George Will writes about how Jimmy Carter has accused him for years of helping Ronald Reagan win the great debate by giving him Jimmy's briefing book:
A quarter of a century has passed since 44 states said "No, thanks" to Jimmy Carter's offer to serve a second term, yet he still evidently thinks his loss is explained not by foreign policy debacles, such as invading Iran with eight helicopters, and a misery index — inflation plus unemployment — of 22, almost triple today's index.
Rather, he seems to think approximately this:
Ronald Reagan won because he won the only debate. He won it not because of Carter's debate performance ("I had a discussion with my daughter, Amy, the other day, before I came here, to ask her what the most important issue was. She said she thought nuclear weaponry . . ."), but only because Reagan had Carter's briefing book. And Reagan had it because this columnist gave it to him.
That last accusation, for which there is no evidence, is, as he has been told, false. But he is a recidivist fibber. Last Oct. 21, on National Public Radio, he said: "We found out later that one of Ronald Reagan's supporters inside the White House had stolen my briefing book, my top-secret briefing book that prepared me for the debate. And a very prominent news reporter was the one who took the briefing book to Ronald Reagan and helped drill him on the things that I might say if he said certain things." Asked who that reporter was, Carter replied, "It was George Will, and it was later known that he did that."
The role of ex-President requires a grace and restraint notably absent from Carter.
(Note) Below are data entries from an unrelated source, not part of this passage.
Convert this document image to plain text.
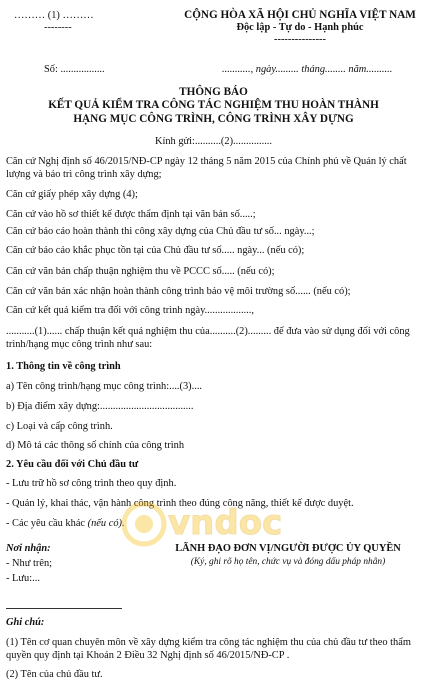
……… (1) ………
--------
CỘNG HÒA XÃ HỘI CHỦ NGHĨA VIỆT NAM
Độc lập - Tự do - Hạnh phúc
---------------
Số: .................	..........., ngày......... tháng........ năm..........
THÔNG BÁO
KẾT QUẢ KIỂM TRA CÔNG TÁC NGHIỆM THU HOÀN THÀNH
HẠNG MỤC CÔNG TRÌNH, CÔNG TRÌNH XÂY DỰNG
Kính gửi:..........(2)...............
Căn cứ Nghị định số 46/2015/NĐ-CP ngày 12 tháng 5 năm 2015 của Chính phủ về Quản lý chất lượng và bảo trì công trình xây dựng;
Căn cứ giấy phép xây dựng (4);
Căn cứ vào hồ sơ thiết kế được thẩm định tại văn bản số.....;
Căn cứ báo cáo hoàn thành thi công xây dựng của Chủ đầu tư số... ngày...;
Căn cứ báo cáo khắc phục tồn tại của Chủ đầu tư số..... ngày... (nếu có);
Căn cứ văn bản chấp thuận nghiệm thu về PCCC số..... (nếu có);
Căn cứ văn bản xác nhận hoàn thành công trình bảo vệ môi trường số...... (nếu có);
Căn cứ kết quả kiểm tra đối với công trình ngày..................,
...........(1)...... chấp thuận kết quả nghiệm thu của..........(2)......... để đưa vào sử dụng đối với công trình/hạng mục công trình như sau:
1. Thông tin về công trình
a) Tên công trình/hạng mục công trình:....(3)....
b) Địa điểm xây dựng:....................................
c) Loại và cấp công trình.
d) Mô tả các thông số chính của công trình
2. Yêu cầu đối với Chủ đầu tư
- Lưu trữ hồ sơ công trình theo quy định.
- Quản lý, khai thác, vận hành công trình theo đúng công năng, thiết kế được duyệt.
- Các yêu cầu khác (nếu có). vndoc
Nơi nhận:
- Như trên;
- Lưu:...
LÃNH ĐẠO ĐƠN VỊ/NGƯỜI ĐƯỢC ỦY QUYỀN
(Ký, ghi rõ họ tên, chức vụ và đóng dấu pháp nhân)
Ghi chú:
(1) Tên cơ quan chuyên môn về xây dựng kiểm tra công tác nghiệm thu của chủ đầu tư theo thẩm quyền quy định tại Khoản 2 Điều 32 Nghị định số 46/2015/NĐ-CP .
(2) Tên của chủ đầu tư.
See, for example, his criticism of America when he is abroad, as in England two weeks ago. Having made such disappointing history as President, Carter as ex-President should at least refrain from disseminating a historical falsehood.
So strong, however, is the human impulse to believe comforting myths, Carter probably will continue to promulgate the fiction that I gave Reagan the utterly unimportant briefing book, thereby catalyzing the 1980 landslide. But to be fair: As a candidate, Carter promised only that as President he would never tell a lie, thereby leaving himself a loophole for his post-Presidential career as a fabulist.